Rats! And Octopi. Even a lifeless shark.

Real or rubber, NHL arenas in the postseason have a way of turning into an overflowing Animal House on the ice once fans get their arms warmed up.

Angry you missed out on zoological fun?

No worries, maybe some of the playoff stars will brighten the mood with the glow-in-the dark wristbands that disgruntled Philadelphia Flyers fans hurled on the ice during a game this week.

The Flyers condemned the fans for soiling the end of a blowout loss that was punctuated by the public address announcer urging them to "show some class."

Hey, at least the giveaway wasn't sponsored by PetSmart.

But Flyers fans aren't alone in pelting the ice with the nearest unbolted-turned-flying object.

Blame Detroit.

According to the Red Wings, the octopus first made its appearance on April 15, 1952. Two Detroit brothers threw it on the ice at Olympia Stadium, the idea being that each tentacle was symbolic of a win in the playoffs.

Back in the day, the six-team NHL required only eight wins of its playoff champion, not the current 16.

The Red Wings swept the series that year, and the octopus toss has been a staple ever since. The tradition carried to Joe Louis Arena on opening night in 1979 when several found their way on to the ice.

The Red Wings even have a 20-foot tall, 800-pound purple octopus named Al on the roof of Joe Louis Arena for their current postseason run.

The mascot was named in honor of Red Wings building manager Al Sobotka — the zamboni driver and, yes, official scooper of any smuggled octopi thrown on the ice. He'll traditionally grab the octopi with his bare hands and twirl them around his head in the arena's tunnel.

"I don't know what the technical name is for stuff that comes off an octopus. I assume it's some sort of gunk," NHL Commissioner Gary Bettman said during the 2008 playoffs. "When it sticks on the ice it's a problem, and when it gets on things — it actually in one game got on a goaltender as it was being swung.

"It's really more about making sure that no player hits something on the ice and blows out his knee. ... I have no illusions," Bettman added. "The octopi will fly, but they just can't be swung because we've got to limit the gunk."

The octopi will fly!

Now that's a postseason slogan in Detroit with legs.

Neither Henrik Lundqvist, Jonathan Quick nor Corey Crawford could ever ride the kind of hot streak capable of stopping all the eclectic items tossed on the ice during an NHL game.

Here are some of the wildest. Please, don't call PETA.

RAINING RATS: The so-called Florida Panthers "Rat Trick" started when Scott Mellanby used his stick to exterminate a live rat in the Panthers' dressing room before an October 1995 games, then went out and scored two goals that night. By the end of the season, it was raining rats in the arena after every Panther goal and fast became part of Panthers' lore.
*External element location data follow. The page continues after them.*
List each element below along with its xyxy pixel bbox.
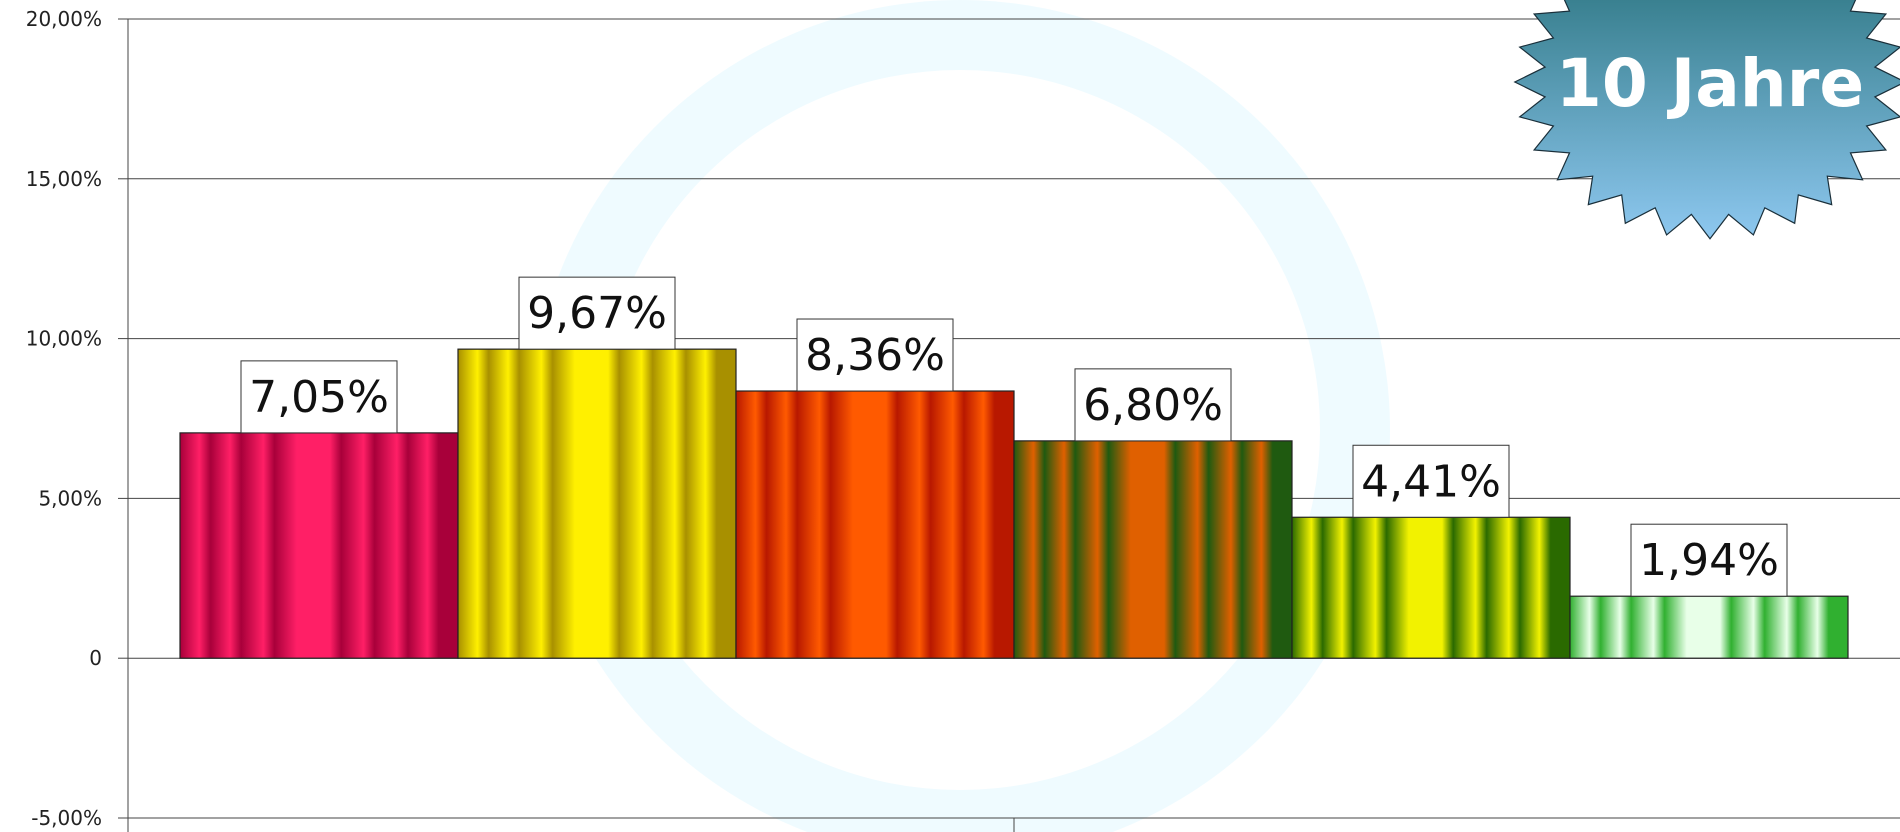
data-label: 8,36% (805, 330, 945, 381)
ten-years-badge: 10 Jahre (1513, 0, 1900, 240)
y-tick-label: 10,00% (26, 327, 102, 351)
data-label-box (796, 318, 954, 392)
badge-text: 10 Jahre (1556, 45, 1864, 122)
data-label: 6,80% (1083, 380, 1223, 431)
data-label-box (1352, 444, 1510, 518)
data-label: 7,05% (249, 372, 389, 423)
y-tick-label: 15,00% (26, 167, 102, 191)
data-label-box (518, 276, 676, 350)
data-label: 9,67% (527, 288, 667, 339)
y-tick-label: 20,00% (26, 7, 102, 31)
data-label-box (1630, 523, 1788, 597)
bar (457, 348, 737, 659)
starburst-shape (1513, 0, 1900, 240)
bar (1013, 440, 1293, 659)
y-tick-label: 5,00% (38, 486, 102, 510)
y-tick-label: 0 (89, 646, 102, 670)
bar (1291, 516, 1571, 659)
data-label: 1,94% (1639, 535, 1779, 586)
bar (735, 390, 1015, 659)
data-label-box (1074, 368, 1232, 442)
bar (179, 432, 459, 659)
data-label: 4,41% (1361, 456, 1501, 507)
data-label-box (240, 360, 398, 434)
y-tick-label: -5,00% (31, 806, 102, 830)
bar (1569, 595, 1849, 659)
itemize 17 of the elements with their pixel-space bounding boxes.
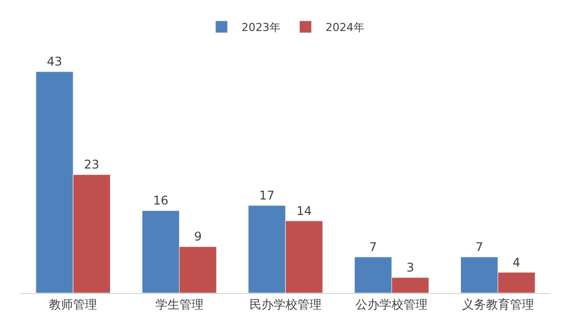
- data-label: 7: [369, 240, 377, 254]
- data-label: 4: [512, 255, 520, 270]
- data-label: 7: [475, 240, 484, 254]
- legend-label: 2024年: [326, 21, 364, 34]
- x-tick-label: 教师管理: [49, 297, 98, 312]
- data-label: 16: [153, 194, 168, 208]
- data-label: 17: [259, 188, 275, 202]
- x-tick-label: 学生管理: [155, 297, 204, 312]
- data-label: 9: [194, 230, 202, 244]
- data-label: 14: [296, 204, 312, 218]
- data-label: 23: [84, 158, 100, 172]
- legend-label: 2023年: [242, 21, 280, 34]
- x-tick-label: 义务教育管理: [462, 297, 534, 312]
- data-label: 3: [406, 260, 414, 275]
- x-tick-label: 公办学校管理: [356, 297, 428, 312]
- x-tick-label: 民办学校管理: [250, 297, 322, 312]
- data-label: 43: [46, 54, 62, 69]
The Panthers approve of the tradition and call the stories of the day on their website the "Rats Roundup."

The Miami Herald published a rubber rats playoff etiquette guide before Florida's playoff series with the Islanders that answered some burning questions. Some excerpts:

— "When can I throw my rat? Only after the game is complete."

— "Do I need to sneak my rats in? No."

— "What if I get excited and throw my rat after a goal? The Panthers don't like that."

YOU'RE GONNA NEED A BIGGER BOAT: Maybe the San Jose Sharks should have called on Quint to help them out when one fan threw a 3-foot leopard shark with an octopus sewn into its mouth after a goal in a 2010 Western Conference semifinal game. One of the perpetrators smuggled the shark into the game by duct taping it to his leg.

"It was done for fun, it was done to mock Detroit's throwing the octopus on the ice; mission successful," one of the men told KGO-TV news in the San Francisco Bay Area after completing his far flung stunt, hiding his identity because he didn't want to lose his Sharks season tickets. "Sure, it smelled fishy, but only the freshest shark for this occasion."

WHERE'S THE BEEF: Ottawa super-sized its record down the stretch and used a "Hamburglar" to order up a playoff berth in 2015. With a nickname swiped from the McDonald's mascot, rookie Andrew Hammond took the NHL by storm. Ottawa fans tossed hamburgers on the ice and the owner of six McDonald's locations in the Ottawa Valley arranged for Hammond to have a card that gave him free McDonald's food for life.

Edmonton fans have hit the rib, err, bullseye on ice and tossed Alberta beef at Oilers games. Yes, Kobe isn't the only one who connects from long range in the postseason.

TIP OF THE CAP: Oh yeah, hats!

It's always OK to throw hats when a player nets a hat trick, a long-standing NHL tradition.

The hats are gently swept off the ice and usually added to a display case.

So much easier than calling pest control.